La notion de sensitivity reading est apparue il y a quelques années en réponse à des courants politiques, sociaux et philosophiques. Malgré une différence de périmètre bien marqué avec la bêta-lecture, certains auteurs font des confusions. Voici quelques éléments d’explication.

Définition de sensitivity reading
Le sensitivity reading ou « lecture de sensibilité » est une discipline qui est apparue il y a quelques années maintenant. Il s’agit de lire un manuscrit en ne se focalisant que sur la représentation de vos personnages.
Un exemple serait plus parlant. Donc, en voici un : vous avez écrit un livre dont le personnage principal est Franco-Iranien. Vous vous êtes bien entendu beaucoup informé sur la question. Néanmoins, vous avez encore des doutes sur la manière dont vous avez traité votre sujet :
Est-ce que je ne suis pas en train de véhiculer un certain nombre de préjugés ?
Est-ce que je ne suis pas en train d’exercer une forme de violence inconsciente sur le groupe de personnes dont je souhaite parler ?
Le sensitivity reader appartient à la population décrite dans le roman. Son but est de traquer les représentations erronées, problématiques ou offensantes. Dans certains cas, il peut aussi aider sur la partie « vie de tous les jours » avec les problèmes quotidiens rencontrés quand on est dans telle ou telle situation.

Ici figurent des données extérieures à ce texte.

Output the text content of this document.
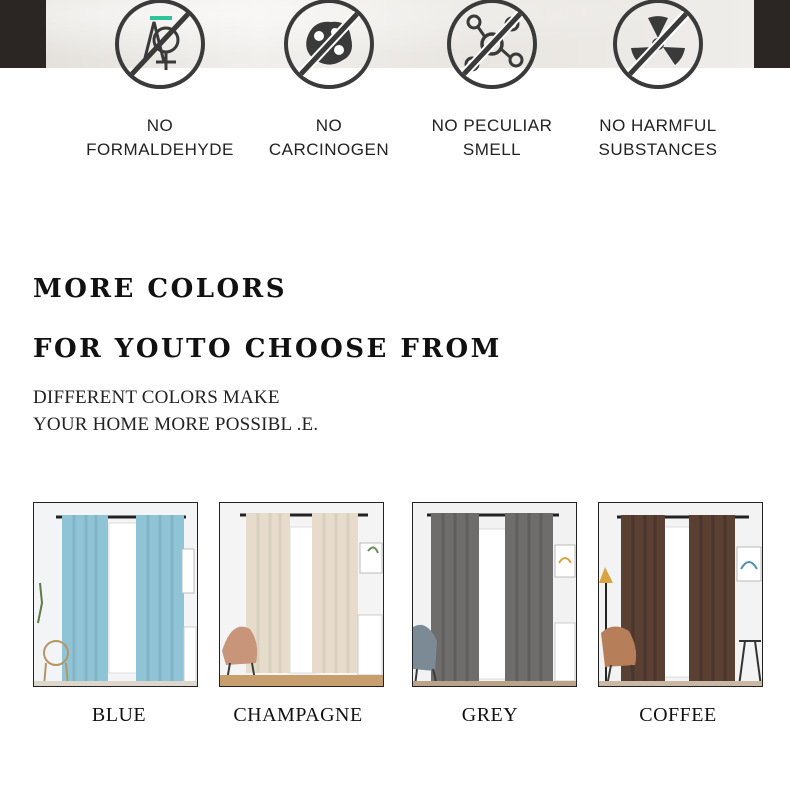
NO
FORMALDEHYDE
NO
CARCINOGEN
NO PECULIAR
SMELL
NO HARMFUL
SUBSTANCES
MORE COLORS
FOR YOUTO CHOOSE FROM
DIFFERENT COLORS MAKE
YOUR HOME MORE POSSIBL .E.
BLUE	CHAMPAGNE	GREY	COFFEE
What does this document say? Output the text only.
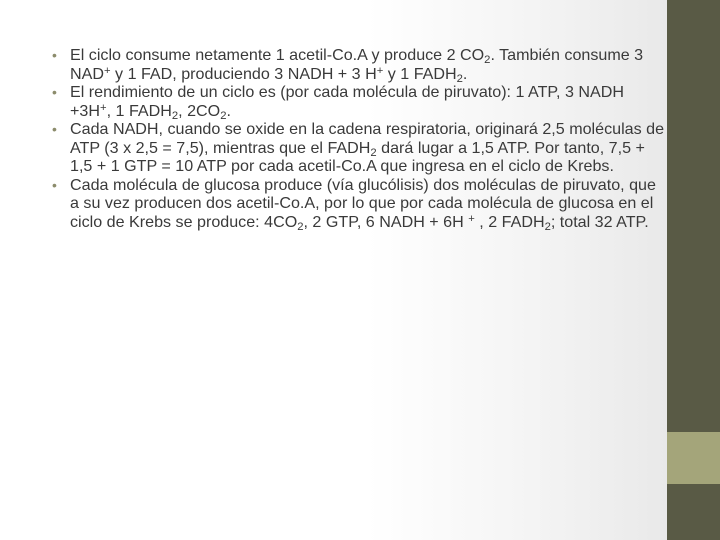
• El ciclo consume netamente 1 acetil-Co.A y produce 2 $CO_2$. También consume 3 NAD+ y 1 FAD, produciendo 3 NADH + 3 H+ y 1 $FADH_2$.
• El rendimiento de un ciclo es (por cada molécula de piruvato): 1 ATP, 3 NADH +3H+, 1 $FADH_2$, $2CO_2$.
• Cada NADH, cuando se oxide en la cadena respiratoria, originará 2,5 moléculas de ATP (3 x 2,5 = 7,5), mientras que el $FADH_2$ dará lugar a 1,5 ATP. Por tanto, 7,5 + 1,5 + 1 GTP = 10 ATP por cada acetil-Co.A que ingresa en el ciclo de Krebs.
• Cada molécula de glucosa produce (vía glucólisis) dos moléculas de piruvato, que a su vez producen dos acetil-Co.A, por lo que por cada molécula de glucosa en el ciclo de Krebs se produce: $4CO_2$, 2 GTP, 6 NADH + 6H + , 2 $FADH_2$; total 32 ATP.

L’utilisation du Sensitivity reading dans le travail d’un texte littéraire

Comment les auteurs utilisent le sensitivity reading ?
Pour la petite histoire, dans la partie précédente, j’ai pris l’exemple d’un personnage franco-iranien à dessein. Deux auteurices avaient ainsi choisi d’écrire un récit engagé contre le racisme. Néanmoins, leur roman a été perçu par le lectorat comme une incarnation du « sauveur blanc ». Il leur a notamment été reproché de ne pas mettre assez en avant le point de vue du personnage franco-iranien. J’ignore si ces auteurices ont demandé une lecture de sensibilité ou non. Mais si vous avez des doutes sur votre manuscrit, vous pouvez vous épargner de tels retours sur votre roman publié en faisant appel à des sensitivity readers.
À ma connaissance, les auteurs utilisent notamment des sensitivity readers sur les thématiques LGBTQI+, les thématiques liées aux représentations culturelles et plus généralement sur des questions liées à la représentation de la diversité / diversalité dans leurs romans.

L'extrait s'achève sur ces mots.